Security vendor Prevx has narrowed down the cause of a "Black Screen of Death" condition affecting Microsoft Windows.

According to Prevx, the issue does not appear to be connected to patches issued by Microsoft. In an update this evening to a company blog, the company said the issue seems to be "related to a characteristic of the Windows Registry related to the storage of string data."

"In parsing the Shell value in the registry, Windows requires a null terminated 'REG _SZ' string," blogged Jacques Erasmus of Prevx. "However, if malware or indeed any other program modifies the shell entry to not include null terminating characters, the shell will no longer load properly, resulting in the infamous Black Screen with the PC showing only the My Computer folder."
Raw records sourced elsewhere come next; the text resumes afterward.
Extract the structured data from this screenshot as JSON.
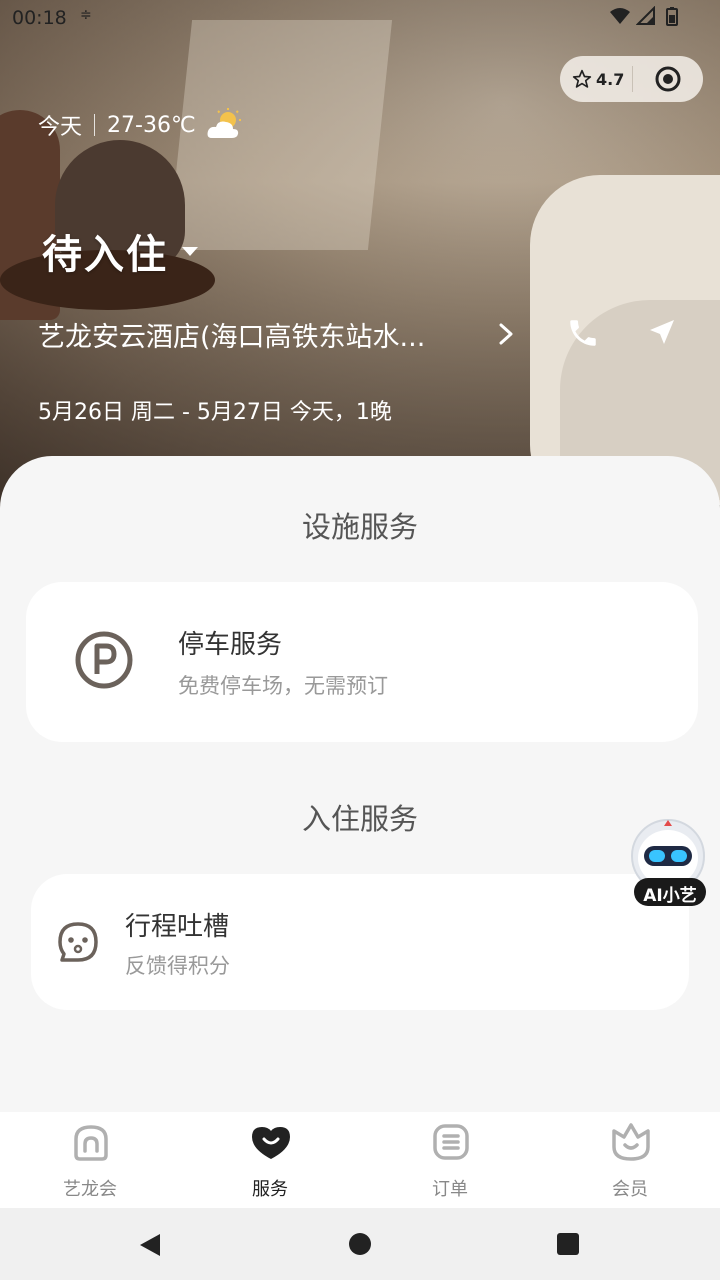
{
  "status_bar": {
    "time": "00:18",
    "extra": "≑"
  },
  "capsule": {
    "rating": "4.7"
  },
  "weather": {
    "day": "今天",
    "temp": "27-36℃"
  },
  "stay": {
    "status": "待入住",
    "hotel_name": "艺龙安云酒店(海口高铁东站水...",
    "dates": "5月26日 周二 - 5月27日 今天，1晚"
  },
  "facility_section": {
    "title": "设施服务",
    "items": [
      {
        "title": "停车服务",
        "subtitle": "免费停车场，无需预订",
        "icon": "parking-icon"
      }
    ]
  },
  "checkin_section": {
    "title": "入住服务",
    "items": [
      {
        "title": "行程吐槽",
        "subtitle": "反馈得积分",
        "icon": "feedback-face-icon"
      }
    ]
  },
  "ai_assistant": {
    "label": "AI小艺"
  },
  "tabbar": {
    "tabs": [
      {
        "label": "艺龙会",
        "icon": "home-icon"
      },
      {
        "label": "服务",
        "icon": "heart-smile-icon",
        "active": true
      },
      {
        "label": "订单",
        "icon": "order-icon"
      },
      {
        "label": "会员",
        "icon": "member-icon"
      }
    ]
  },
  "colors": {
    "accent_dark": "#222222",
    "sheet_bg": "#f6f6f6",
    "muted_text": "#999999"
  }
}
Prevx had reported previously that some Windows users were experiencing a Black Screen of Death, and laid the blame in part at the feet of Microsoft patches, specifically KB915597 and KB976098. Erasmus, however, wrote that the patches are no longer considered to be a contributory factor.

"Having narrowed down a specific trigger for this condition we've done quite a bit of testing and re-testing on the recent Windows patches including KB976098 and KB915597 as referred to in our previous blog," he wrote. "Since more specifically narrowing down the cause we have been able to exonerate these patches from being a contributory factor."

Christopher Budd, communications lead for Microsoft Security Response Center, added that Microsoft's own investigation had discounted their November security patches as being tied to the problem.

"We've conducted a comprehensive review of the November Security Updates, the Windows Malicious Software Removal Tool, and the non-security updates we released through Windows Update in November," he blogged. "That investigation has shown that none of these updates make any changes to the permissions in the registry. Thus, we don't believe the updates are related to the 'black screen' behavior described in these reports."

"We've also checked with our worldwide Customer Service and Support organization, and they've told us they're not seeing 'black screen' behavior as a broad customer issue," he added.

In response to the problem, Prevx released a free tool to fix the most common causes of the issue the company has seen. Customers concerned about the issue can also contact Customer Service and Support for free assistance.